Lack of Foreign Investment
Populist monetary policies scared foreign investors. Many left Turkey, looking for better opportunities. For the first in history, holdings of Turkish citizens surpassed the holdings of foreign investors in the stock market. Although five hundred thousand new investors entered the stock market, the main reason is the fleeing foreign investors exiting Turkish Markets.
Small-Cap Stocks Are Moving the Market
Foreign investors exiting from the big corporations left these Turkish giants on discount. While the biggest banks and corporations were the top losers of the last couple of years, small-cap stocks were the winners. OTC:KHOLF is the biggest corporation in Turkey, operating in every sector. We can see the parallel movement of KHOLF with the stock market until this summer. However, it recently changed with the speculative increase in small-cap stocks. Some of the small-cap companies increased 10-20 times.
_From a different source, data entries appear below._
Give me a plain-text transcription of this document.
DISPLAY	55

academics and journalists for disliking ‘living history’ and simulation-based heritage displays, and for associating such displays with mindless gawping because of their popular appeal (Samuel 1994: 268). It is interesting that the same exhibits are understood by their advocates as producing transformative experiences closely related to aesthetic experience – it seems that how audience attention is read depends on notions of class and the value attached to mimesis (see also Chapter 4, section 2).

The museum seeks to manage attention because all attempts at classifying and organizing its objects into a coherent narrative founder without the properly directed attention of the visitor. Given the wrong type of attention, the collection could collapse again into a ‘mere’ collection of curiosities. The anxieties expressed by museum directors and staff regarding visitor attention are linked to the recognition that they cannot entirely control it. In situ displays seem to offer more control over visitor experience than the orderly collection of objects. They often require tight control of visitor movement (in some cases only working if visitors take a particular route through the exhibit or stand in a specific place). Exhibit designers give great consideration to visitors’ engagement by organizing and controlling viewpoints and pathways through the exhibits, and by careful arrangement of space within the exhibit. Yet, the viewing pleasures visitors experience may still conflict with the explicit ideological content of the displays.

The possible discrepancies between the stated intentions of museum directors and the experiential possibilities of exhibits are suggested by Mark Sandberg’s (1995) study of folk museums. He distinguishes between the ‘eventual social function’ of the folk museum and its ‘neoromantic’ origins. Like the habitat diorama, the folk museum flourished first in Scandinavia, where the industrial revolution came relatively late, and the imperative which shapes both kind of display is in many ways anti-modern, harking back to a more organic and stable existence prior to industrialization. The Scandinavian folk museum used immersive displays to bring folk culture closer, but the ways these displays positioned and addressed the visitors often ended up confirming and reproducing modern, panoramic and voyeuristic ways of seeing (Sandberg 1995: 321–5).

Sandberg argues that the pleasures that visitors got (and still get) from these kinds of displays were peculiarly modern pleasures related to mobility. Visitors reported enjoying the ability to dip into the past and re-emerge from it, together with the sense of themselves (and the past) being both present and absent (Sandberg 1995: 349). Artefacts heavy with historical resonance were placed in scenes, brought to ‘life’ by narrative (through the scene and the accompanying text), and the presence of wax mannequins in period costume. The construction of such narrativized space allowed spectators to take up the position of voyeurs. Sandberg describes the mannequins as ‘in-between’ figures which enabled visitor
These stocks moved by pure speculation, and it is not a healthy sign for the overall stock market.
Furthermore, holdings of TUR ETF are only the large-cap, heavy stocks, and most of these companies underperformed the stock market rallied by small-cap stocks. Looking deeper into the portfolio of TUR ETF, we see more than 20% of it is banks. Banks were the worst performers of this year and hurt the performance of TUR. On the other hand, it is a good sign that BIMAS is the primary holding of the ETF. BIMAS had a spectacular year as sales and revenue grew significantly with the COVID-19.
Risks and Recent News
TUR has been losing for the last ten years, let alone creating Alpha for the investors. TUR’s outlook is bearish, and it is not likely to change until the 2023 elections. Until there are fundamental changes in the economic administration, I do not see a bright future for TUR investors in the long run. Still, the current levels of the TUR are risky to short. TUR is trading around all-time lows, and there is some recent news that can boost TUR in the short term. The Head of the Central Bank has changed by Erdoğan, and it was poor news for the markets. However, Minister of Treasury Albayrak, who is the son in law of Erdoğan, announced his resignation from Instagram. Although resignation is not official, it helped Lira and Turkish Markets. If resignation takes place, we can see the recently formed positive outlook to continue in the short run.
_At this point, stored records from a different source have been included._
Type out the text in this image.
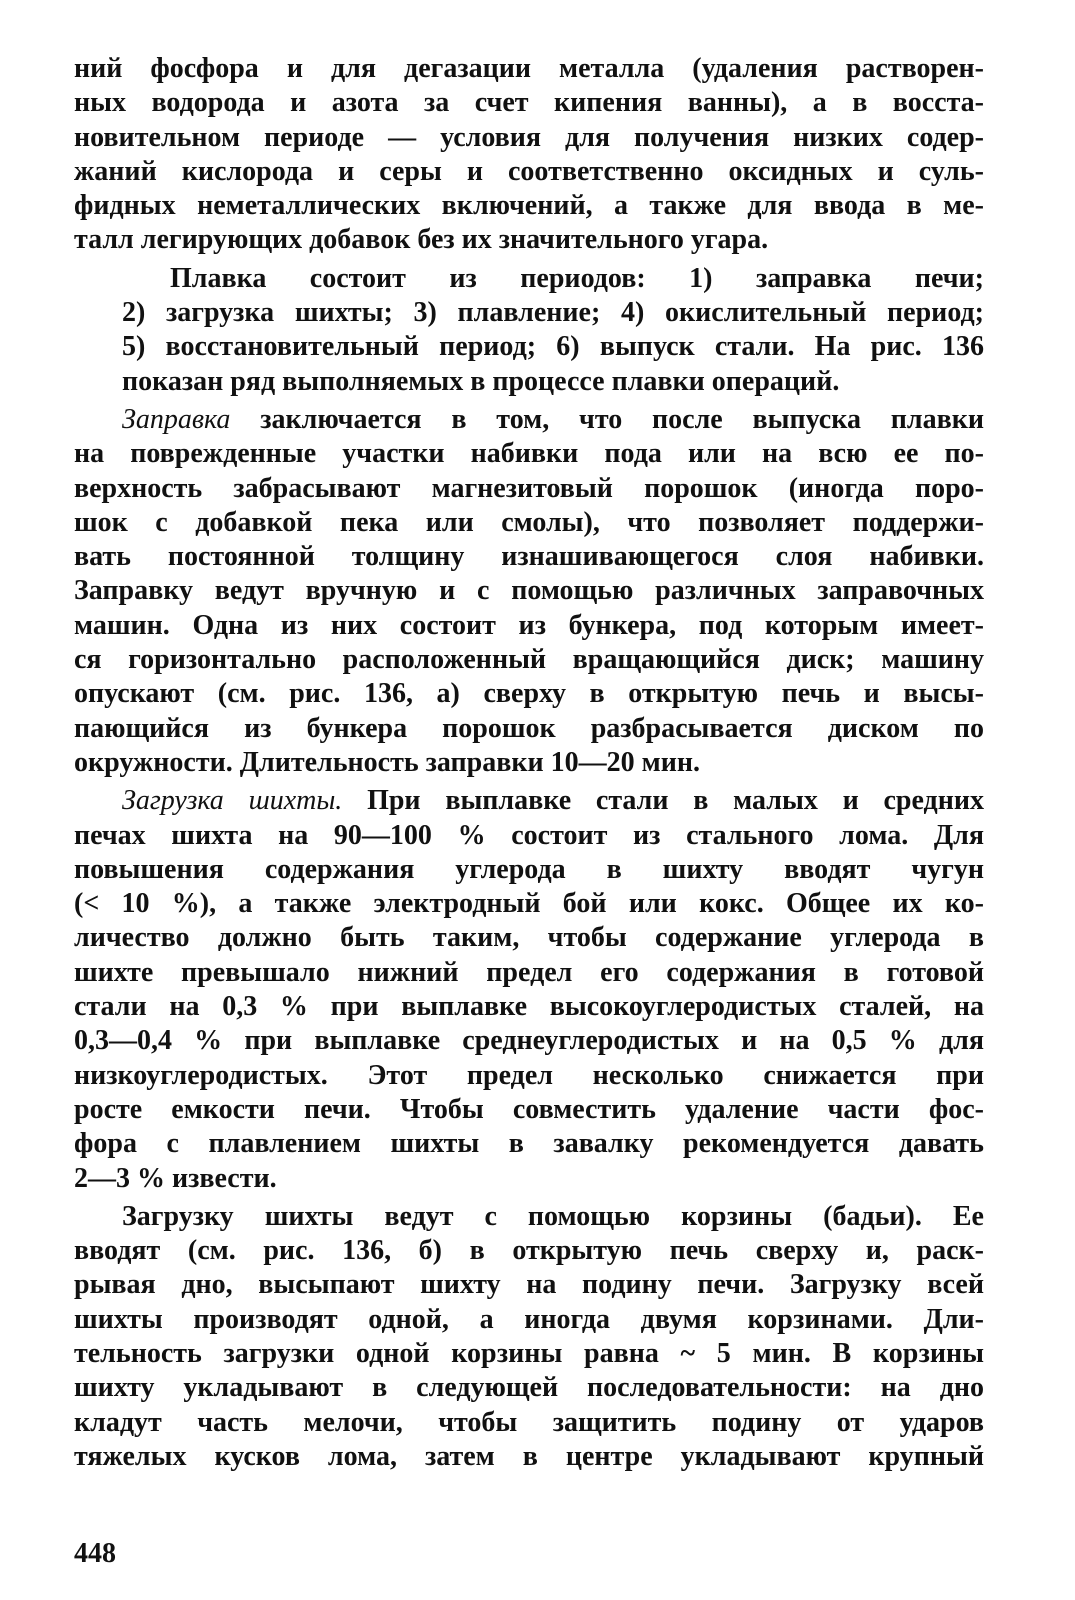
ний фосфора и для дегазации металла (удаления растворен-
ных водорода и азота за счет кипения ванны), а в восста-
новительном периоде — условия для получения низких содер-
жаний кислорода и серы и соответственно оксидных и суль-
фидных неметаллических включений, а также для ввода в ме-
талл легирующих добавок без их значительного угара.
Плавка состоит из периодов: 1) заправка печи;
2) загрузка шихты; 3) плавление; 4) окислительный период;
5) восстановительный период; 6) выпуск стали. На рис. 136
показан ряд выполняемых в процессе плавки операций.
Заправка заключается в том, что после выпуска плавки
на поврежденные участки набивки пода или на всю ее по-
верхность забрасывают магнезитовый порошок (иногда поро-
шок с добавкой пека или смолы), что позволяет поддержи-
вать постоянной толщину изнашивающегося слоя набивки.
Заправку ведут вручную и с помощью различных заправочных
машин. Одна из них состоит из бункера, под которым имеет-
ся горизонтально расположенный вращающийся диск; машину
опускают (см. рис. 136, а) сверху в открытую печь и высы-
пающийся из бункера порошок разбрасывается диском по
окружности. Длительность заправки 10—20 мин.
Загрузка шихты. При выплавке стали в малых и средних
печах шихта на 90—100 % состоит из стального лома. Для
повышения содержания углерода в шихту вводят чугун
(< 10 %), а также электродный бой или кокс. Общее их ко-
личество должно быть таким, чтобы содержание углерода в
шихте превышало нижний предел его содержания в готовой
стали на 0,3 % при выплавке высокоуглеродистых сталей, на
0,3—0,4 % при выплавке среднеуглеродистых и на 0,5 % для
низкоуглеродистых. Этот предел несколько снижается при
росте емкости печи. Чтобы совместить удаление части фос-
фора с плавлением шихты в завалку рекомендуется давать
2—3 % извести.
Загрузку шихты ведут с помощью корзины (бадьи). Ее
вводят (см. рис. 136, б) в открытую печь сверху и, раск-
рывая дно, высыпают шихту на подину печи. Загрузку всей
шихты производят одной, а иногда двумя корзинами. Дли-
тельность загрузки одной корзины равна ~ 5 мин. В корзины
шихту укладывают в следующей последовательности: на дно
кладут часть мелочи, чтобы защитить подину от ударов
тяжелых кусков лома, затем в центре укладывают крупный
448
Turkey has various geopolitical risks, and it is unbearable for foreign investors. Devaluation of the Lira is continuing, and it is not likely to stop with populist monetary policies. TUR should be avoided by long-term investors until there is a significant change in Turkey’s outlook. Yet, TUR offers good potential for speculative place due to the volatile nature of Turkish Markets. Investors looking for a safer way to invest in Turkey can benefit from high-yield Turkish Eurobonds. They bring around 5% to investors willing to take the country risk. Even during the terrible financial crisis of the 2000s, Turkey made all the payments to its debtors. Hence, I do not see a high default risk for Turkey in the next three years. Still, it would be a better idea for Eurobond investors to choose short maturity Eurobonds to minimize the risk further.